FWIW, if you want to experiment with how variadic functions and va_list behaves on different platforms, you can try e.g. this test snippet:
void vararg(int a, ...);
void call_vararg(void) {
vararg(7, 8, 9, 10.0, 11, 12.0, 13);
}
void other(__builtin_va_list ap);
void receive_vararg(int a, ...) {
__builtin_va_list ap;
__builtin_va_start(ap, a);
other(ap);
__builtin_va_end(ap);
}
int use_vararg(__builtin_va_list *ap) {
return __builtin_va_arg(*ap, int);
}
Compiling this with e.g. "clang -target {aarch64-windows,aarch64-linux-gnu,arm64-apple-darwin} -S -O2 -o - test.c" lets you have a look at what they end up like.

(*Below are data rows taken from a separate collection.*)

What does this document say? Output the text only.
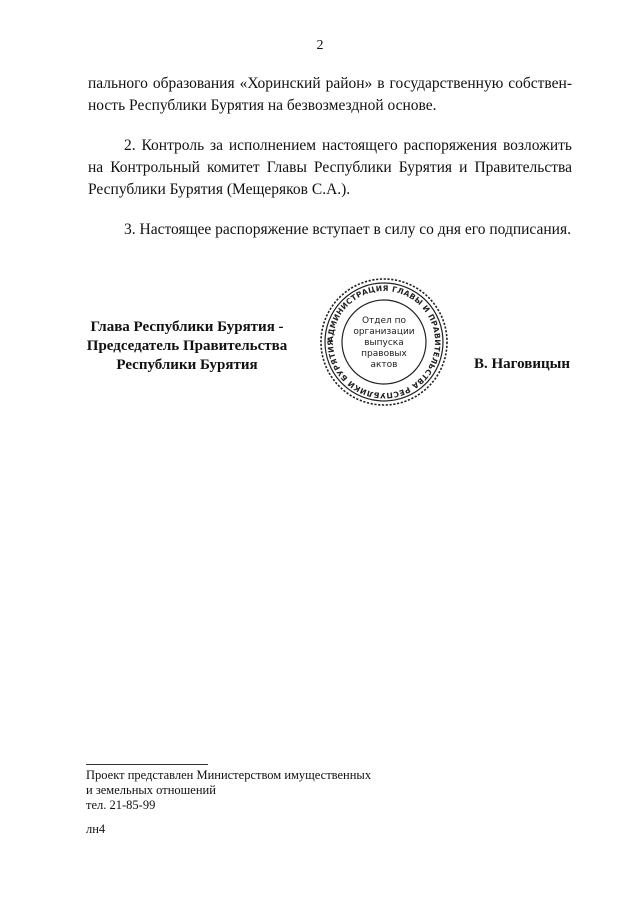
2

пального образования «Хоринский район» в государственную собственность Республики Бурятия на безвозмездной основе.

2. Контроль за исполнением настоящего распоряжения возложить на Контрольный комитет Главы Республики Бурятия и Правительства Республики Бурятия (Мещеряков С.А.).

3. Настоящее распоряжение вступает в силу со дня его подписания.

Глава Республики Бурятия -
Председатель Правительства
Республики Бурятия
АДМИНИСТРАЦИЯ ГЛАВЫ И ПРАВИТЕЛЬСТВА РЕСПУБЛИКИ БУРЯТИЯ
Отдел по
организации
выпуска
правовых
актов	В. Наговицын
Проект представлен Министерством имущественных
и земельных отношений
тел. 21-85-99
лн4
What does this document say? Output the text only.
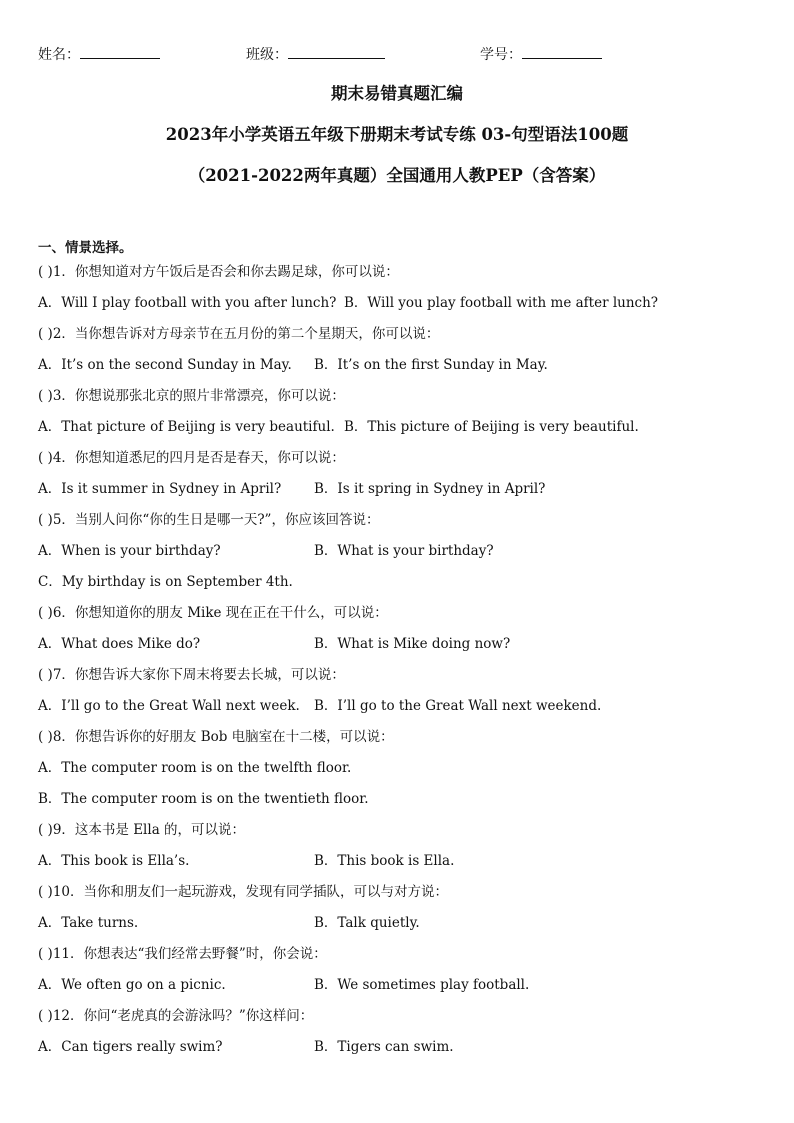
姓名：	班级：	学号：
期末易错真题汇编
2023年小学英语五年级下册期末考试专练 03-句型语法100题
（2021-2022两年真题）全国通用人教PEP（含答案）
一、情景选择。
( )1．你想知道对方午饭后是否会和你去踢足球，你可以说：
A．Will I play football with you after lunch? B．Will you play football with me after lunch?
( )2．当你想告诉对方母亲节在五月份的第二个星期天，你可以说：
A．It’s on the second Sunday in May. B．It’s on the first Sunday in May.
( )3．你想说那张北京的照片非常漂亮，你可以说：
A．That picture of Beijing is very beautiful. B．This picture of Beijing is very beautiful.
( )4．你想知道悉尼的四月是否是春天，你可以说：
A．Is it summer in Sydney in April? B．Is it spring in Sydney in April?
( )5．当别人问你“你的生日是哪一天?”，你应该回答说：
A．When is your birthday?	B．What is your birthday?
C．My birthday is on September 4th.
( )6．你想知道你的朋友 Mike 现在正在干什么，可以说：
A．What does Mike do?	B．What is Mike doing now?
( )7．你想告诉大家你下周末将要去长城，可以说：
A．I’ll go to the Great Wall next week. B．I’ll go to the Great Wall next weekend.
( )8．你想告诉你的好朋友 Bob 电脑室在十二楼，可以说：
A．The computer room is on the twelfth floor.
B．The computer room is on the twentieth floor.
( )9．这本书是 Ella 的，可以说：
A．This book is Ella’s.	B．This book is Ella.
( )10．当你和朋友们一起玩游戏，发现有同学插队，可以与对方说：
A．Take turns.	B．Talk quietly.
( )11．你想表达“我们经常去野餐”时，你会说：
A．We often go on a picnic.	B．We sometimes play football.
( )12．你问“老虎真的会游泳吗？”你这样问：
A．Can tigers really swim?	B．Tigers can swim.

E.g. use_vararg is identical between darwin and windows, while call_vararg is kind of similar between linux and windows (except windows passes all variadic args in GPRs), and receive_vararg is pretty different between all of them.
Is this a terrible idea?
Building these "ABI wrappers" using an "apple_abi" attribute seemed a good idea at the beginning, but this already raises some concerns (see above), and I'd be willing to hear any arguments that show that this is actually a bad idea.
It's certainly more sustainable and durable to provide full, proper implementations of the target, like Darling and Wine do, but even then, being able to build a function taking arguments with a foreign calling convention does sound sensible and useful to me.
Depending on exactly where you draw the line between "emulated"/foreign executables and native host system, you might not have any variadic functions in the border interface layer, and then you might get away without such support in the compiler, but to me, it sounds like a useful thing to have in any case.
// Martin